Afghan forces battle to stop Taliban assaults on key cities
Afghan government forces struggled against Taliban assaults on several major cities on Sunday as the insurgents stepped up a nationwide offensive that saw a key airport in the south come under rocket fire overnight.
Fighting has surged in the months since early May when US-led foreign forces began a final withdrawal from Afghanistan that is now almost complete.
After seizing large tracts of rural territory and capturing key border crossings, the Taliban have now started to besiege provincial capitals.
Flights out of Kandahar, Afghanistan's second-largest city, were halted after rockets struck the airport before dawn.
Airport chief Massoud Pashtun said two rockets had hit the runway and repairs were underway with planes likely to resume service later on Sunday.
The facility is vital to providing the logistical and air support needed to keep the Taliban from overrunning the city, while also providing aerial cover for large tracts of southern Afghanistan.
The attack came as the Taliban inched closer to overrunning at least two other provincial capitals, including nearby Lashkar Gah in Helmand province.
"Fighting is going on inside the city and we have asked for special forces to be deployed in the city," Ataullah Afghan, head of Helmand provincial council, told AFP.
Afghan security forces have increasingly relied on air strikes to push the militants back from cities even as they run the risk of hitting civilians in heavily populated areas.

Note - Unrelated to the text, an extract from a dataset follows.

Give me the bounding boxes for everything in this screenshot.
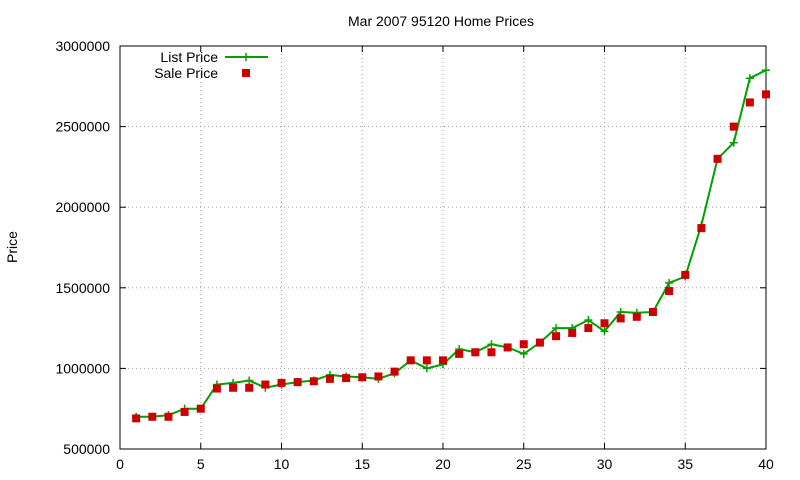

"The city is in the worst condition. I do not know what will happen," said Halim Karimi, a resident of Lashkar Gah.
"Neither the Taliban will have mercy on us, nor will the government will stop bombing."
Further west in the city of Herat, fighting continued on the city's outskirts overnight with air strikes on Taliban positions.
Herat provincial governor's spokesman Jailani Farhad said that around 100 Taliban fighters had been killed in the attacks.
Both the Taliban and government forces exaggerate their claims of casualties inflicted on each other's forces and true counts are difficult to independently verify.
For months, the Taliban's territorial gains during the final stages of the US military withdrawal have largely been in sparsely populated rural areas.
But in recent weeks they have brought increasing pressure on provincial capitals and seized key border crossings.
The capture of any major urban centre would take their current offensive to another level and fuel concerns that the army is incapable of resisting the Taliban's battlefield advances.
The government has repeatedly dismissed the Taliban's steady gains over the summer as lacking strategic value.
In recent weeks the Afghan government's air force has provided Kabul with its biggest battlefield advantage over the Taliban and has so far largely kept the insurgents from overrunning urban areas.